DIE PRIVATSEKRETÄRIN

Feminists Insha’allah - La Révolution des Femmes | Feriel Ben Mahmoud | 2015

Die Weimarer Republik ist eine zweite Sattelzeit der Moderne, insbesondere mit Blick auf die weibliche Emanzipation. Ein neuer Frauentypus entwickelt sich, der sich sowohl gesellschaftlich als auch kulturell von dem der Vorkriegs- und Kaiserzeit unterscheidet.
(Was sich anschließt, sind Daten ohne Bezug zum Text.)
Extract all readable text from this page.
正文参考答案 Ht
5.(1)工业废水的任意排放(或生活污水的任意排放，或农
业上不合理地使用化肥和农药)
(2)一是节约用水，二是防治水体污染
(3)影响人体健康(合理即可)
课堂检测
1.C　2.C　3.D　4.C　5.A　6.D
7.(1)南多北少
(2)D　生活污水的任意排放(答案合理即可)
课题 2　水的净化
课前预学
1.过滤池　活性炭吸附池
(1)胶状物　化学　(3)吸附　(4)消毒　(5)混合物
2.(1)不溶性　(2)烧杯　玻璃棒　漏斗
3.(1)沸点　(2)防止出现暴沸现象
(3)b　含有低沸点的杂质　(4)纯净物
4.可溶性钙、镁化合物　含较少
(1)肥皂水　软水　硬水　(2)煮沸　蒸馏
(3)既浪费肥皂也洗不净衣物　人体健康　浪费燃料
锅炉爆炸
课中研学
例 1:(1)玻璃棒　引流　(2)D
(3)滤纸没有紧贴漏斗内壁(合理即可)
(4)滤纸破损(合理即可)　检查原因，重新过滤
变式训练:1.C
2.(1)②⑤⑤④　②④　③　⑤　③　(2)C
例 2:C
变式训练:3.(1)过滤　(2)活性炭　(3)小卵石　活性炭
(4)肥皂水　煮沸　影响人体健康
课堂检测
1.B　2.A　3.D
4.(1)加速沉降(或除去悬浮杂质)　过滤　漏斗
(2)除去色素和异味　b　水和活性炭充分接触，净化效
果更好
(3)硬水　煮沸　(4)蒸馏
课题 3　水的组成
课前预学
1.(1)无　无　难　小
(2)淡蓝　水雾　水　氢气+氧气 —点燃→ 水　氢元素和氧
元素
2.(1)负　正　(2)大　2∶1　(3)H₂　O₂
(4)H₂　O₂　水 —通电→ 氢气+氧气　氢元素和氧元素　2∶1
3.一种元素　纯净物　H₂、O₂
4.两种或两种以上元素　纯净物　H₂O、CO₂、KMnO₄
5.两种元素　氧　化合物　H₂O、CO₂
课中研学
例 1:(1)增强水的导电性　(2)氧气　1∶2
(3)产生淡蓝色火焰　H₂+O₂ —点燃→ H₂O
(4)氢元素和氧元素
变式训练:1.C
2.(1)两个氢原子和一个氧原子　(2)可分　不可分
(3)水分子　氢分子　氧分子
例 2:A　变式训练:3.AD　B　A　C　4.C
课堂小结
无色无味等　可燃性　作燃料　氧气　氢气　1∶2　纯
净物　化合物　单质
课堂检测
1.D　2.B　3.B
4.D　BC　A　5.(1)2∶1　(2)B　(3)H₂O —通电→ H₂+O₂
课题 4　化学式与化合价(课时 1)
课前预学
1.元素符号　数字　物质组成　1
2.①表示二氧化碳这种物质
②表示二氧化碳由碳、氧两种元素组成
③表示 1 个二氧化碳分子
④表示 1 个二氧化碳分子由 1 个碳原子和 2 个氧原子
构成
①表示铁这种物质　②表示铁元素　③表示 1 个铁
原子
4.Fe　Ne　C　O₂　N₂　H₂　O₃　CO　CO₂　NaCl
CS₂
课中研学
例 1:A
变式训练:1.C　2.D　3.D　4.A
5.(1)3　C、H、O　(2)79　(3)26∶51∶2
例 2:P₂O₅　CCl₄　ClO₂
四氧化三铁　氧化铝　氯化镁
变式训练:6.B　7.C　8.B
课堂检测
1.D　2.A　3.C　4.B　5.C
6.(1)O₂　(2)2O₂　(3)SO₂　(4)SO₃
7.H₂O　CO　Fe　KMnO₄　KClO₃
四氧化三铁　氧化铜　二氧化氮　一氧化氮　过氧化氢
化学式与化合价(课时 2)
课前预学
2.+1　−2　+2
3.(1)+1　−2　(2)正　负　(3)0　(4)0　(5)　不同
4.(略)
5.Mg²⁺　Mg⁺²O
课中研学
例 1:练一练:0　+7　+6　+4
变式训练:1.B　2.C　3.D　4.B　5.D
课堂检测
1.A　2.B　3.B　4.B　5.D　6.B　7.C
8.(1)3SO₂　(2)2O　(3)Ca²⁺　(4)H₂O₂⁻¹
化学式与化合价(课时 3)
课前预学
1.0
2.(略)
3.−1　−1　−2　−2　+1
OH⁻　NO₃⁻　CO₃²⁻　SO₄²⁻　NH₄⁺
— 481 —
In der Mode- und Unterhaltungsindustrie spielt die ‚Neue Frau‘ als Akteurin und Konsumentin eine entscheidende Rolle, und auch Literatur und Film thematisieren diesen neuen Typus – in Romanen von Vicki Baum, Irmgard Keun oder Marieluise Fleißer zweifelsohne kritischer und reflektierter als die viel gesehenen Filme über weibliche Angestellte. Dennoch sind auch sie Teil der gesellschaftlichen Entwicklung der 20er Jahre, zumal viele Zeitgenossen in der Verweiblichung des Angestelltenberufs – sicher nicht zu Unrecht – den Beginn der Selbstbestimmung von Frauen sahen. Kein zweiter Frauentypus erfuhr in dieser Zeit eine derart große Aufmerksamkeit, sie waren Prototypen weiblicher Emanzipation, selbstbewusst, materiell unabhängig, sportlich in Habitus, Outfit und Auftreten und modisch am ‚Puls der Zeit‘. Sind sie die Protagonistinnen der Stumm- und der neuen Tonfilme, so sind diese Publikumsmagnaten und Kassenschlager, auch Die Privatsekretärin von 1931 des Erfolgsregisseurs Wilhelm Thiele, entstanden in Zusammenarbeit mit dem bekannten Drehbuchautor Franz Schulz, mit der Schauspielerin Renate Müller in der Hauptrolle zudem prominent besetzt.

Der Film ist auf keinen Fall frei von verklärender Verortung des Schicksals einer weiblichen Angestellten in die Erfolgsmuster der Unterhaltungs- und Trivialliteratur des 19. Jahrhunderts, wenn am Ende Sekretärin und Chef zueinanderfinden, die Heirat sodann den sozialen Aufstieg der Protagonistin garantiert. Gleichwohl gibt er die Möglichkeit, die von männlichen Kulturkritikern der 20er Jahre betriebene Degradierung der jungen Frauen als „kleine Ladenmädchen“, „Tippmamsells“, „Warenhausmädchen“ oder „kleine Stenotypistinnen“ zu überdenken und in einem anderen Licht zu diskutieren. Dies zumal er ein gelungenes Zusammenspiel von gekonnter Regiearbeit, beeindruckender Schauspielkunst und mitreißender Schlagermusik darstellt.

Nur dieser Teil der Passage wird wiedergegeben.